Study: Emissions of electric fleets depends greatly on the “when, where, and how” of charging

As more fleets go all-electric at a large scale, they’re starting to understand that how EVs are managed can have a big impact in the long-term payoffs—both in money and ownership costs and also in greenhouse gas emissions. 

Although the cost of the fuel is the main issue for gasoline or diesel vehicles, the calculation for EVs isn’t simply dependent on how much the electricity cost that went into charging. As University of Michigan researchers underscored in a study out last week, the generating source of the electricity matters, as does how the vehicle was charged. 

One important piece is making sure the vehicles charge not right when they return to the depot but when they can make the most of an off-peak energy mix—one more likely to include more renewables. 
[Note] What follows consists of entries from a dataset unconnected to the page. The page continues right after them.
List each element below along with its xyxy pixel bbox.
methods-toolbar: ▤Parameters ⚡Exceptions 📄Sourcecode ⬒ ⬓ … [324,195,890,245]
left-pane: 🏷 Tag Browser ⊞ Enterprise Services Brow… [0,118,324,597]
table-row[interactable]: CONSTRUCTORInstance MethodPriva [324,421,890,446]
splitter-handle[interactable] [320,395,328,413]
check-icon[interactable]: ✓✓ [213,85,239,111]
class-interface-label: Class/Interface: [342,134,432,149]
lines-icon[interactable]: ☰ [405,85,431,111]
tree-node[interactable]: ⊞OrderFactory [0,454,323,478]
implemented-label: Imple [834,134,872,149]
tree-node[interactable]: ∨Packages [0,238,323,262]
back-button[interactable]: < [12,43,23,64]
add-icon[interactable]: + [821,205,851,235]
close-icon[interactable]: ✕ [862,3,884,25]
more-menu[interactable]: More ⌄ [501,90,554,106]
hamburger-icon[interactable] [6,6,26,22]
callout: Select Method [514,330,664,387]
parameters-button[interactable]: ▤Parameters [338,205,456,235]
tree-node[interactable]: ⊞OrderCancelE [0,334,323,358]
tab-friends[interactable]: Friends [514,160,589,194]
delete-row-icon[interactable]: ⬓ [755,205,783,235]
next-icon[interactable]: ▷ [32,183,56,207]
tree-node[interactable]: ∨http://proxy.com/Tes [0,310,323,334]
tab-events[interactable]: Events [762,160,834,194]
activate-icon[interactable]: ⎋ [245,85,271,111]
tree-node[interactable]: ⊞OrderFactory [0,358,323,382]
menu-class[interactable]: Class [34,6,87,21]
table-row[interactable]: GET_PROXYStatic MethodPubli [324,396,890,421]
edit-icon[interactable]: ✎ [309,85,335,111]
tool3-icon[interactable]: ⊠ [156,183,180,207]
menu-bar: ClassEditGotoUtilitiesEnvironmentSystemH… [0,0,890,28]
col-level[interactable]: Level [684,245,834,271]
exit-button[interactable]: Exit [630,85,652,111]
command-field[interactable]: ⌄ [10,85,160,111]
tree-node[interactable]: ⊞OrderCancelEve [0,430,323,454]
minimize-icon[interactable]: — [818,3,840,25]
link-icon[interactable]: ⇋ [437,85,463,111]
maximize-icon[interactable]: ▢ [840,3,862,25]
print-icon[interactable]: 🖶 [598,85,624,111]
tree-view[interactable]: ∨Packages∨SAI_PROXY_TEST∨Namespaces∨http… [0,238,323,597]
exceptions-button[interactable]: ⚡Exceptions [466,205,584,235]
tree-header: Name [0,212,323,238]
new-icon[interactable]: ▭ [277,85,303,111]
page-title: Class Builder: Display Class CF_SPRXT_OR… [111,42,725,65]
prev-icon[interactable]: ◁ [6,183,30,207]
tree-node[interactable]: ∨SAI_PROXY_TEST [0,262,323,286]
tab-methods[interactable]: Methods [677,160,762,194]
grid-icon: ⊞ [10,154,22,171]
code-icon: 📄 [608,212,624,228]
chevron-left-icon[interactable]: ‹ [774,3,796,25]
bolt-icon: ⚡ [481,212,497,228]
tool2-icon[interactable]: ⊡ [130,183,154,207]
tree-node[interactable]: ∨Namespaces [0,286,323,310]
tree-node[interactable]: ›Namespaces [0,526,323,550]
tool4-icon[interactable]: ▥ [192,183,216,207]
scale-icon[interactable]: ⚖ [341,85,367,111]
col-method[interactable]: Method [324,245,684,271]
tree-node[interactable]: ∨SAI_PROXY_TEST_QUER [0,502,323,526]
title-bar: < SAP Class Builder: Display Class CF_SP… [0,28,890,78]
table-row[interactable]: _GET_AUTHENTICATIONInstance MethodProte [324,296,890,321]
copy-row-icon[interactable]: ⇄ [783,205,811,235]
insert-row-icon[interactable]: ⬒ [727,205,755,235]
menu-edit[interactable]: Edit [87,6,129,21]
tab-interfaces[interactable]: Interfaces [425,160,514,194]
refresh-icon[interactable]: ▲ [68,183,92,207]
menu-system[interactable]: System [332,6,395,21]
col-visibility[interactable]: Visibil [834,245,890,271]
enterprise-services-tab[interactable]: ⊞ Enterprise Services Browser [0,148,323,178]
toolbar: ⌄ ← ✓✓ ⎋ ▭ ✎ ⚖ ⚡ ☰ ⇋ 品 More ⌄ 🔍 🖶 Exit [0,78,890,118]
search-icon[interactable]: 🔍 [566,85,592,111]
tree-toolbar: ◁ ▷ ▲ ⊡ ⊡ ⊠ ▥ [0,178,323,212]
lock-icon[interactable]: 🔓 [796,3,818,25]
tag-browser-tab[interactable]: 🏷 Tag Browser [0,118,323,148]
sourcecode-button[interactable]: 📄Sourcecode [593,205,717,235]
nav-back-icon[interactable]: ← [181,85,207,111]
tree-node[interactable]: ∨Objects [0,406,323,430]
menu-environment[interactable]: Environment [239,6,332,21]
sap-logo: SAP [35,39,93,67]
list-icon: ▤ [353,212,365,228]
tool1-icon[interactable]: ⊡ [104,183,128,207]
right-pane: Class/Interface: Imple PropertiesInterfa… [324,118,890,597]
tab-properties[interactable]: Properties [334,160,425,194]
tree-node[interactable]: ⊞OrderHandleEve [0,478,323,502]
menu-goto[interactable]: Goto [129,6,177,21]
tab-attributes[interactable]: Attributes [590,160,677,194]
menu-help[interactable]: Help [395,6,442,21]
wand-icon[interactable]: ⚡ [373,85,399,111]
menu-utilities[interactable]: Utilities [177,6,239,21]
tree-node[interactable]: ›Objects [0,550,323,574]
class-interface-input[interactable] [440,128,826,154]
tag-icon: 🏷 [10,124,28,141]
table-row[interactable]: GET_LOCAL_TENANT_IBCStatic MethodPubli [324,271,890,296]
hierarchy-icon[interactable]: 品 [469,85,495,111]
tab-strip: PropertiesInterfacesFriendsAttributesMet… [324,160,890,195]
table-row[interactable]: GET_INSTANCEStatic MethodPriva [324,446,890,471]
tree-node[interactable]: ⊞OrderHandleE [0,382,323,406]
Making those decisions of when to charge and where for each vehicle is complicated. That’s why companies like Amply and Greenlots provide such help—and why Ford recently acquired Electriphi, a noteworthy startup in this area. Each of these offer help in modeling supply and demand across the nation’s approximately 3,200 utilities.

Monitoring and control system for Greenlots electric-car charging

Monitoring and control system for Greenlots electric-car charging

“Companies should prioritize fleet electrification in regions that provide the greatest carbon-reduction benefits,” said Maxwell Woody, a researcher at the university’s Center for Sustainable Systems. 

Even more important, the research underscored, is how fleets charge their vehicles. Although it’s assumed that for longevity most fleet vehicles won’t frequently be fast-charged, researchers provided a version of the same advice we’ve given to drivers of electric cars for years: If your use case doesn’t require a full charge, don’t top off the battery at 100% every day if your use case doesn’t require that. Called “sufficient charging” by the researchers, the practice leads to a big increase in battery lifetime—supposedly more than doubling it in some cases. 

Rivian Amazon electric delivery truck

Rivian Amazon electric delivery truck

Those who are new to EVs might say that this is splitting hairs; but added up over the service life of the vehicle it can make a huge difference in longevity—and the impact an EV has. 

When also factoring in battery degradation, the researchers found that just by optimizing charging strategies, the greenhouse gas emissions associated with charging could be cut by as much as 37%—something that will definitely lead to some best practices for fleets and personal EV drivers alike.

The study, “Charging Strategies to Minimize Greenhouse Gas Emissions of Electrified Delivery Vehicles,” was supported by the industry-affiliated Responsible Battery Coalition and published July 9 in the journal Environmental Science & Technology.